The European Union (search) and its allies got the go-ahead on Tuesday to slap potentially heavy sanctions on U.S. goods in a row that could stir trade tensions ahead of the U.S. elections.

World Trade Organization (search) (WTO) arbitrators backed the EU and seven other WTO members in their demand to punish a U.S. failure to revoke an anti-dumping law — the so-called Byrd amendment — declared illegal by the Geneva-based body.

EU Trade Commissioner Pascal Lamy said in Brussels that the ruling was "as we expected," but that the 25-nation bloc had yet to decide whether to apply sanctions and on which goods.

A spokesman for U.S. Trade Representative Robert Zoellick (search) in Washington repeated a long-standing pledge to "work closely with Congress" in order to comply with WTO regulations.

The U.S. government has urged Congress to repeal the controversial measure, which passes on anti-dumping levies to U.S. firms, but the law enjoys strong political backing because it is seen as helping struggling industries.

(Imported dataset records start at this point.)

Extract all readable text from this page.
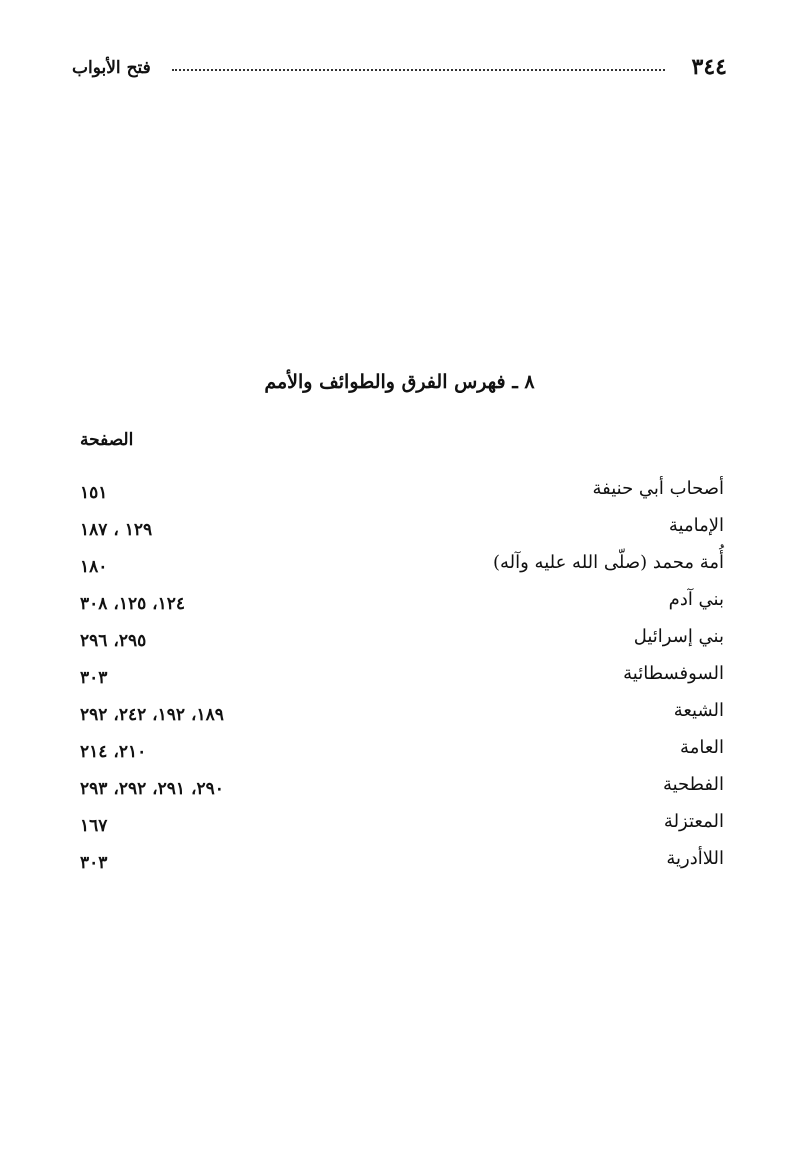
٣٤٤
فتح الأبواب
٨ ـ فهرس الفرق والطوائف والأمم
الصفحة
أصحاب أبي حنيفة
١٥١
الإمامية
١٢٩ ، ١٨٧
أُمة محمد (صلّى الله عليه وآله)
١٨٠
بني آدم
١٢٤، ١٢٥، ٣٠٨
بني إسرائيل
٢٩٥، ٢٩٦
السوفسطائية
٣٠٣
الشيعة
١٨٩، ١٩٢، ٢٤٢، ٢٩٢
العامة
٢١٠، ٢١٤
الفطحية
٢٩٠، ٢٩١، ٢٩٢، ٢٩٣
المعتزلة
١٦٧
اللاأدرية
٣٠٣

"The United States remains committed to resolving this issue in a way that promotes the competitiveness of American workers," said spokesman Christopher Padilla.

The arbitrators, in a ruling running to more than 60 pages, set no fixed amount for the retaliation, but laid down a formula which complainant countries could apply.

The disputed law, named after Sen. Robert Byrd, D-W.Va., (search) forces the government to distribute to U.S. companies money raised in anti-dumping duties levied on foreign firms.

Under world trade rules, such levies can be imposed when companies accuse trading rivals of selling goods at artificially low prices to grab market share.

But the European Union, Japan, Canada, Brazil, India, Mexico, Chile and South Korea argued successfully at the WTO that those payments, to U.S. ball bearing, steel, candle, pasta, seafood and other companies, amounted to an illegal subsidy.

They had asked to be able to hit back with sanctions for the same amount, but arbitrators set the figure at 72 percent of the duties levied during a preceding year.

Washington argued no direct damage to competitor firms could be proven and that sanctions were unwarranted.

The Byrd amendment has handed some $700 million to U.S. companies since it came into force in 2000. Prior to that, the money had gone to the U.S. Treasury.

Economists say that figure could rise to several billion dollars in coming years when disputed U.S. anti-dumping duties on Canadian wood start to kick in.

The spat is one of series involving the government of President Bush, an avowed free-trader accused by critics of being reluctant to bow to WTO rules when they go against the United States.

The rows have led to rumblings in Congress that the WTO is overstepping its authority.

Despite the ruling, diplomats said the EU would be reluctant to move to sanctions, which are a double-edged weapon that can also hurt exporting firms.

"It will not be overnight," said one diplomatic source in Brussels. "The legal victory has been won and the preference would be that the U.S. would simply see that there's nowhere to go on this ... (and) withdraw the law," he added.